The state cites the dehydration among residents in it's claim that "the facility failed to provide appropriate health care" and did not ensure that the 12 who died were "free from neglect." The state alleges that nursing home officials failed to recognize the risk of the rising temperatures and violated state law by not providing "comfortable and safe room temperature levels."
A lawyer and a public relations team hired by the Rehabilitation Center at Hollywood Hills were not working during the Christmas holiday and could not be reached for comment.
In legal papers filed with the state in its defense, the nursing home has said it "properly monitored, hydrated and provided care and comfort for residents," while it waited for the power to be restored. In addition, the nursing home said at no time "were any excessive temperatures experienced in the building."
An administrative law judge will consider all sides of the argument in hearings set to begin in late January in Fort Lauderdale.
A number of survivors and families of the dead are suing the nursing home, alleging that administrators did not properly prepare for the disaster or react to the dangerous conditions.
Some lawsuits claim the nursing home was understaffed and residents found their pleas for water went unanswered. At the time, the city of Hollywood was under a boil water advisory. The nursing home had limited power from a generator to run lights and some equipment, but not the air conditioning.
In one lawsuit, survivor Clarice Damas, 86, claims the facility was "severely understaffed" and residents "ignored" or "forgotten." She contended the nursing home did not have enough ice and she asked for water and a fan but did not get it.
The facility's director of nursing -- the top supervisor -- left the building Monday Sept. 11, the day after the hurricane, and did not return until Wednesday, Sept. 13, the day all the residents were being evacuated.
She told state regulators that she recalled the home having seven nurses on duty during the overnight shift when people began dying. Of those, three were highly skilled registered nurses and four were licensed practical nurses, or LPNs, who have lesser training.

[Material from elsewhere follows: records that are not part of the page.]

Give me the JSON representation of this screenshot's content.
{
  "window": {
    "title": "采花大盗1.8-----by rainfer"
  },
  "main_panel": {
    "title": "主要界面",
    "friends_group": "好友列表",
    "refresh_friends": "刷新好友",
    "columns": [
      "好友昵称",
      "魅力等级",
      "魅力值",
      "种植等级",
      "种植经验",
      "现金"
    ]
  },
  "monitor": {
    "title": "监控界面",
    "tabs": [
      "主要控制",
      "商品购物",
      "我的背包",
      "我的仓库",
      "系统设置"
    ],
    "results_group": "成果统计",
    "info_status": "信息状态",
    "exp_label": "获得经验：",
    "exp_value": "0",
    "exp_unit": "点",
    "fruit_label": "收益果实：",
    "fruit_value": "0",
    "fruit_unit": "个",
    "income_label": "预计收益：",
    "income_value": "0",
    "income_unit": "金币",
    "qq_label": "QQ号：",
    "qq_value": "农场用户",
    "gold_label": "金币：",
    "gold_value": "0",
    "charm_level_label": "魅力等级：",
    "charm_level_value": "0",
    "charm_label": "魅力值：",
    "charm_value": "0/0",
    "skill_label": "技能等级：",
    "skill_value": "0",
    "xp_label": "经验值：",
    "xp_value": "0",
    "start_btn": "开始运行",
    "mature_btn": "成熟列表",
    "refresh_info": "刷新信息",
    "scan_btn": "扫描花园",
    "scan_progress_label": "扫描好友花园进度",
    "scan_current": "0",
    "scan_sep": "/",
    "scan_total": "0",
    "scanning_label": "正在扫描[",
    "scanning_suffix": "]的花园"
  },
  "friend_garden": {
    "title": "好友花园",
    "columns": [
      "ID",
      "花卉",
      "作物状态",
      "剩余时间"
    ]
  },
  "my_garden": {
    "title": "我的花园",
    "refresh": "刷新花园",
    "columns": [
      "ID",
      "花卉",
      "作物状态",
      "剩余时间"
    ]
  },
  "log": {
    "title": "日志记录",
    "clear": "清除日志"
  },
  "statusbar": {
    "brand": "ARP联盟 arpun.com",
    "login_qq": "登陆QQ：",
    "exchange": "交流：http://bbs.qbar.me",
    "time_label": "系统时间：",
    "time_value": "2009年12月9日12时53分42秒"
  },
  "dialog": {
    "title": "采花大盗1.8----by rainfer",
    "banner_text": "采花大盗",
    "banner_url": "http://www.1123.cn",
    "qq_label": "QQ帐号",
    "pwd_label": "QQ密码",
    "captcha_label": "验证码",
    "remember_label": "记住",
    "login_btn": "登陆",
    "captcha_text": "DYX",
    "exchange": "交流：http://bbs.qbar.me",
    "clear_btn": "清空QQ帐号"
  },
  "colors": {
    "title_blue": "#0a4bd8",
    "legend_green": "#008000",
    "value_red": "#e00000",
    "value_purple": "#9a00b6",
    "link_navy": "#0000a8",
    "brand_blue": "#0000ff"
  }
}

But the home was short on nurses' aides. Only five were on duty for a building with more than 140 residents, the director told the health care regulators. Experts contacted by the Sun Sentinel said there should have been three times as many working then.
Nurses' aides provide most of the basic care to nursing home residents. They get them up, dressed, washed and fed. They reposition people to prevent bed sores and take basic vital signs. They have most contact with patients but are the least trained on the nursing team.
According to the state health care administration, before she left, the director of nursing told the nurses and aides to monitor the residents frequently and to "offer water and ice every hour."